A trope is essentially a main idea or motif that is important to the meaning of a literary work. Moreover, another, somewhat related meaning of trope is: the use of figurative or metaphorical language in order to achieve a specific aesthetic effect.  

Examples of use

So that you can gain a better understanding of the term trope, here are some examples of the term being using correctly within sentences. 

"In the second film of the original Star Wars film, the director exploits the old mythological trope of the lost father to great dramatic effect."

"The author's new novel was hailed as a major innovation in art at least partly because it avoided one or another traditional trope of character development and thus surprised the reader."

"The systematic use of the trope of allegory made the author seem as though he was consciously trying to make the reader think about Socrates and Jesus."

Usage rules of tropes

In case you are still a little confused about the meaning of the term trope, here are some guidelines you can follow when using the word, or you can check out our glossary for more help. 

  1. In common usage, a trope refers to a kind of archetypical (or even stereotypical) structure or motif within a literary work. It can have a slight negative connotation: this is because if a person is using a trope, he may be relying on already-existing narrative structures or themes, as opposed to developing something truly original of his own. 
  2. In a more specifically literary context, a trope can refer to any of several forms of figurative language, including allegory and synecdoche. However, this is not the common meaning of the term trope in these times, and most people will probably not understand trope as signifying such figurative language.  

A rhetorical tool

Historically, the term trope came into being in order to help people better understand the types of figurative language that are commonly used by people. It was primarily a concept of rhetoric. This is the sense in metaphor can be identified as one trope, and irony can be identified as another example of a trope. In this context, a trope refers to a general pattern, or archetype, of figurative language use; a given trope encompasses all possible uses of language in that particular way. 

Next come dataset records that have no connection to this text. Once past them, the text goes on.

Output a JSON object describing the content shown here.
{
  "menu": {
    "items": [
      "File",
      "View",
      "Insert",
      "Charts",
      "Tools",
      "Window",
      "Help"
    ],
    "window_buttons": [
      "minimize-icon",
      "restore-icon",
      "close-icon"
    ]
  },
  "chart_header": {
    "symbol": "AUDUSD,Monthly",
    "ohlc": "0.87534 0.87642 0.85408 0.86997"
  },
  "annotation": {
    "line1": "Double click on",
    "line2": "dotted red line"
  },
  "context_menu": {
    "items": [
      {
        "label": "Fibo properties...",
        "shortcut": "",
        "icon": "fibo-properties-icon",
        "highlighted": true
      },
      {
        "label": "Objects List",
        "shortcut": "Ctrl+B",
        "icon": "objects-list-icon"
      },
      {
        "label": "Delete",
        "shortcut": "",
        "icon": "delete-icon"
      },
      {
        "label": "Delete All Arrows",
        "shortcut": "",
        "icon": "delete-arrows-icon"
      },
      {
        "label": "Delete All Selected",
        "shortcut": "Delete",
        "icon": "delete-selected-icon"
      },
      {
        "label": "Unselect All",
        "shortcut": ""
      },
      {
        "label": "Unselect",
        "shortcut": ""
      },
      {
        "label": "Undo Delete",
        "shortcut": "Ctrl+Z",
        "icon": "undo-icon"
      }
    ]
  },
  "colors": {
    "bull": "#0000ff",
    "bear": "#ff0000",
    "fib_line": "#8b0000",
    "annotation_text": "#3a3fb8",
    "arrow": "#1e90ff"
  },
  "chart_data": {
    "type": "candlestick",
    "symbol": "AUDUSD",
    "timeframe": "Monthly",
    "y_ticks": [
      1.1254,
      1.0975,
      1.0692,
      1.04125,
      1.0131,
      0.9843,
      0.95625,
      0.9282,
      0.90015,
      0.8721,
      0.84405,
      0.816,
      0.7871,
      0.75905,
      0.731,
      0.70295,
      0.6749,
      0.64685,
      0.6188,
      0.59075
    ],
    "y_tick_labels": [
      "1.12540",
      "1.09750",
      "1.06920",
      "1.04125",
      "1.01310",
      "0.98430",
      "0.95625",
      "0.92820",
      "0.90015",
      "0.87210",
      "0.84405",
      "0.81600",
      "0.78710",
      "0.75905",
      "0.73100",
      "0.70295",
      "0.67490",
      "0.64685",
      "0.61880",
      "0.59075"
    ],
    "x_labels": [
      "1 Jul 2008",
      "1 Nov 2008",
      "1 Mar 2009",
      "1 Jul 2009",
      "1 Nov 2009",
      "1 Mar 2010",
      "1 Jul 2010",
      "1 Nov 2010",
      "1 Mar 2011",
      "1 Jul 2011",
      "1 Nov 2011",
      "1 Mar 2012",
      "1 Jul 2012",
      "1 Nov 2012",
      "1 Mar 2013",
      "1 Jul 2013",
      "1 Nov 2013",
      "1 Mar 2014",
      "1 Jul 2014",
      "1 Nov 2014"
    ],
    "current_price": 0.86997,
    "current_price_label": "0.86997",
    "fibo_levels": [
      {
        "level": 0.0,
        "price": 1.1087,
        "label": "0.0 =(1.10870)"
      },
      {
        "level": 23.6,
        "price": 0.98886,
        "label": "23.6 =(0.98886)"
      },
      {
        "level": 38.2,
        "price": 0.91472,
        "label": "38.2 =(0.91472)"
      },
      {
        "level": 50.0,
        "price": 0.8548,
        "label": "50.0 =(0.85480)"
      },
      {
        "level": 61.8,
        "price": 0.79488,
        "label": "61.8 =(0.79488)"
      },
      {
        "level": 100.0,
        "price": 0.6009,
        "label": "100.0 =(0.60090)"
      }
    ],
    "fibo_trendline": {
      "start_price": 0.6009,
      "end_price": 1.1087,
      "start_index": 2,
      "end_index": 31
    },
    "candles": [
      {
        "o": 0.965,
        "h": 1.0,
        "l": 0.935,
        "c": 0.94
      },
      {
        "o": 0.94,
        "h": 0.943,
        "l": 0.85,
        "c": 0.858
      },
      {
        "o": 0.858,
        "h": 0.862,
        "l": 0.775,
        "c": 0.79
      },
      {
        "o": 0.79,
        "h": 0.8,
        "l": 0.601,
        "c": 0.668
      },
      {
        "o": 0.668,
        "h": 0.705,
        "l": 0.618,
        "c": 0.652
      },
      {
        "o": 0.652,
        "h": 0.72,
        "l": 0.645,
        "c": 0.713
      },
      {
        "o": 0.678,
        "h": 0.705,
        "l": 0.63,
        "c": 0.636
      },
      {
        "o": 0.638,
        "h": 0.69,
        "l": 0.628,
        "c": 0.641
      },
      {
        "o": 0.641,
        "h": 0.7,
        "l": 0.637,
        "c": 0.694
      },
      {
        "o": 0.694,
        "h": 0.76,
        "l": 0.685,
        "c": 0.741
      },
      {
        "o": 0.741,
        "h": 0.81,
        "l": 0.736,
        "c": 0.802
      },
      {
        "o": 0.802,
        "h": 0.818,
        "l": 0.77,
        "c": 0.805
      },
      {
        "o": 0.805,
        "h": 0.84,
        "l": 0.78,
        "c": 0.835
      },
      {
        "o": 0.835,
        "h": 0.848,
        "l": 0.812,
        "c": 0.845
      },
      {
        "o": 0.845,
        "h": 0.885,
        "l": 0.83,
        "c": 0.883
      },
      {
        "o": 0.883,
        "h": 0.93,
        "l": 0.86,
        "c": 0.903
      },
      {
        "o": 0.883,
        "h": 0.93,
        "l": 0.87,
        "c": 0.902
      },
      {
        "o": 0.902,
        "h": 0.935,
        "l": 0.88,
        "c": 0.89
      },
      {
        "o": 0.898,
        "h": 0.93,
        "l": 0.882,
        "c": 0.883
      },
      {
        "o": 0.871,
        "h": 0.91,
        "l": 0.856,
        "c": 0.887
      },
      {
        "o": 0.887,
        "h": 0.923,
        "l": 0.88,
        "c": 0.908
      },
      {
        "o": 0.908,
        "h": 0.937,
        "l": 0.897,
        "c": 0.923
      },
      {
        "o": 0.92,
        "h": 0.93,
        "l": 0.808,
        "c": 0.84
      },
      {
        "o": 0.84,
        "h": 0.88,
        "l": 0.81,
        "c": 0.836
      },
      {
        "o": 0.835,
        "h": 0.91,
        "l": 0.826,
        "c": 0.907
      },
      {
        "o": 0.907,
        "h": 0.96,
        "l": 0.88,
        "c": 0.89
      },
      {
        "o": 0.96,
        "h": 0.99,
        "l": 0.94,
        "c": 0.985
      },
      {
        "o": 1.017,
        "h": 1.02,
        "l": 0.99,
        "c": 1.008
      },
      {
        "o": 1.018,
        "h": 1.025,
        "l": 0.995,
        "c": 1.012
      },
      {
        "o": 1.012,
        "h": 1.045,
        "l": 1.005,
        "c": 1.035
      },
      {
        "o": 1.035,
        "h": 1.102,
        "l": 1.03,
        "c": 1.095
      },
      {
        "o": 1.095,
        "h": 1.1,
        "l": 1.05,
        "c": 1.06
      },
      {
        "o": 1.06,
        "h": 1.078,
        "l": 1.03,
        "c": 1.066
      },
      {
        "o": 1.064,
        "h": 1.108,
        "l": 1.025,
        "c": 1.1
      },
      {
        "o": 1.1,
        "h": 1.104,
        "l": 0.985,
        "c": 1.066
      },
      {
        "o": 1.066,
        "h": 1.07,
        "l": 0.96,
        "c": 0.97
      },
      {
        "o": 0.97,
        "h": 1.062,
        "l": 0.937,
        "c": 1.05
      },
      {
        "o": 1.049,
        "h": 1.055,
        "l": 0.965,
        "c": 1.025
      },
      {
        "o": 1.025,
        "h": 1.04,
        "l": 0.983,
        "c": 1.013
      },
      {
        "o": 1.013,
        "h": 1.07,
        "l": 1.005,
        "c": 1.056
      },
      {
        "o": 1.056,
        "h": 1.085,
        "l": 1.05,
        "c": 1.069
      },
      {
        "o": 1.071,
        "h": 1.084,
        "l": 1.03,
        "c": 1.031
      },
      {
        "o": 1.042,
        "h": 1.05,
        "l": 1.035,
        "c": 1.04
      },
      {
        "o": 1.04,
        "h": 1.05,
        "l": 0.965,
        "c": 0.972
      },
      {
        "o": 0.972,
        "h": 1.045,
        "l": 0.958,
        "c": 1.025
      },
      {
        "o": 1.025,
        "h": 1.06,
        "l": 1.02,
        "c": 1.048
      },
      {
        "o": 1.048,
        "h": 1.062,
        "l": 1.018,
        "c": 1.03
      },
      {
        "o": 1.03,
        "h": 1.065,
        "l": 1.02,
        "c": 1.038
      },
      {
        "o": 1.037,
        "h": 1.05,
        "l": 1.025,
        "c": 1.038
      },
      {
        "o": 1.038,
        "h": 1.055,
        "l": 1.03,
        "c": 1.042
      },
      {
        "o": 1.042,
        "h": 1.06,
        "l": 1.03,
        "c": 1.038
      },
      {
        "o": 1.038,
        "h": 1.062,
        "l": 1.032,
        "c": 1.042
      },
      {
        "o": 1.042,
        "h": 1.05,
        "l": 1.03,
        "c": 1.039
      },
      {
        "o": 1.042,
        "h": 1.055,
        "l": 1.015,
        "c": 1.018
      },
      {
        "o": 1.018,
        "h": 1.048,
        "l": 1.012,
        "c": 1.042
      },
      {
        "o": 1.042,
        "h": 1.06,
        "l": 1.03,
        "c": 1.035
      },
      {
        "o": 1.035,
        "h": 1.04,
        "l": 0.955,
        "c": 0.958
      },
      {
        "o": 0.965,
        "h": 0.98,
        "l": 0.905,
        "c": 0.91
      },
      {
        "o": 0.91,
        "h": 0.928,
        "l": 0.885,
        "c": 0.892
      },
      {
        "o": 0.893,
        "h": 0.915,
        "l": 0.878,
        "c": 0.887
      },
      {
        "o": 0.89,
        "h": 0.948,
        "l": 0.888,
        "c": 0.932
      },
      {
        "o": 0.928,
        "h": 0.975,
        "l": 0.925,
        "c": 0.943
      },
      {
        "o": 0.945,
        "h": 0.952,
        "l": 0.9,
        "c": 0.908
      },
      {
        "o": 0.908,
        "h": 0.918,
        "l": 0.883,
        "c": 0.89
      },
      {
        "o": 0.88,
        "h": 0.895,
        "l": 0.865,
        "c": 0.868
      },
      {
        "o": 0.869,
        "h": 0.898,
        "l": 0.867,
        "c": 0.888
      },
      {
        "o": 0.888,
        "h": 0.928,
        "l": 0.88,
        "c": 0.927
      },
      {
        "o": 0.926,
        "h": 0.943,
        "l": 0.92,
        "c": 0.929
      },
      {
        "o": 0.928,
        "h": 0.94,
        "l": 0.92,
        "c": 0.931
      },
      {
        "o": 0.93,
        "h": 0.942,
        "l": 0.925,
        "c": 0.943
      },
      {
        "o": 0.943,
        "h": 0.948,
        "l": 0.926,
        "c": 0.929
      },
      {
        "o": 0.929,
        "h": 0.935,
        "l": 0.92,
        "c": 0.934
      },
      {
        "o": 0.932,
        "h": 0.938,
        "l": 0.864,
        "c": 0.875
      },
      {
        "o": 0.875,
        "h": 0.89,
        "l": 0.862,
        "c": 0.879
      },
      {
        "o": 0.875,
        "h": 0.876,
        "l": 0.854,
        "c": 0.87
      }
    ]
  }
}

From this original meaning, it would seem that the meaning of the term trope at some point evolved to primarily refer to key themes or motifs that are used by writers when constructing narrative works and/or arguments. For example, one could use a conventional image, or trope, of two brothers in order to explain certain events in international politics. 

What the two uses of the term trope have in common is that they both refer to archetypical patterns that are utilized in order to make a point or convey an idea within a specific situation. However, whereas the first meaning of trope tends to focus on types of figurative language, the second meaning of trope tends to focus on the actual content of themes or images evoked. This second usage could potentially have a negative connotation insofar as it can imply unoriginality.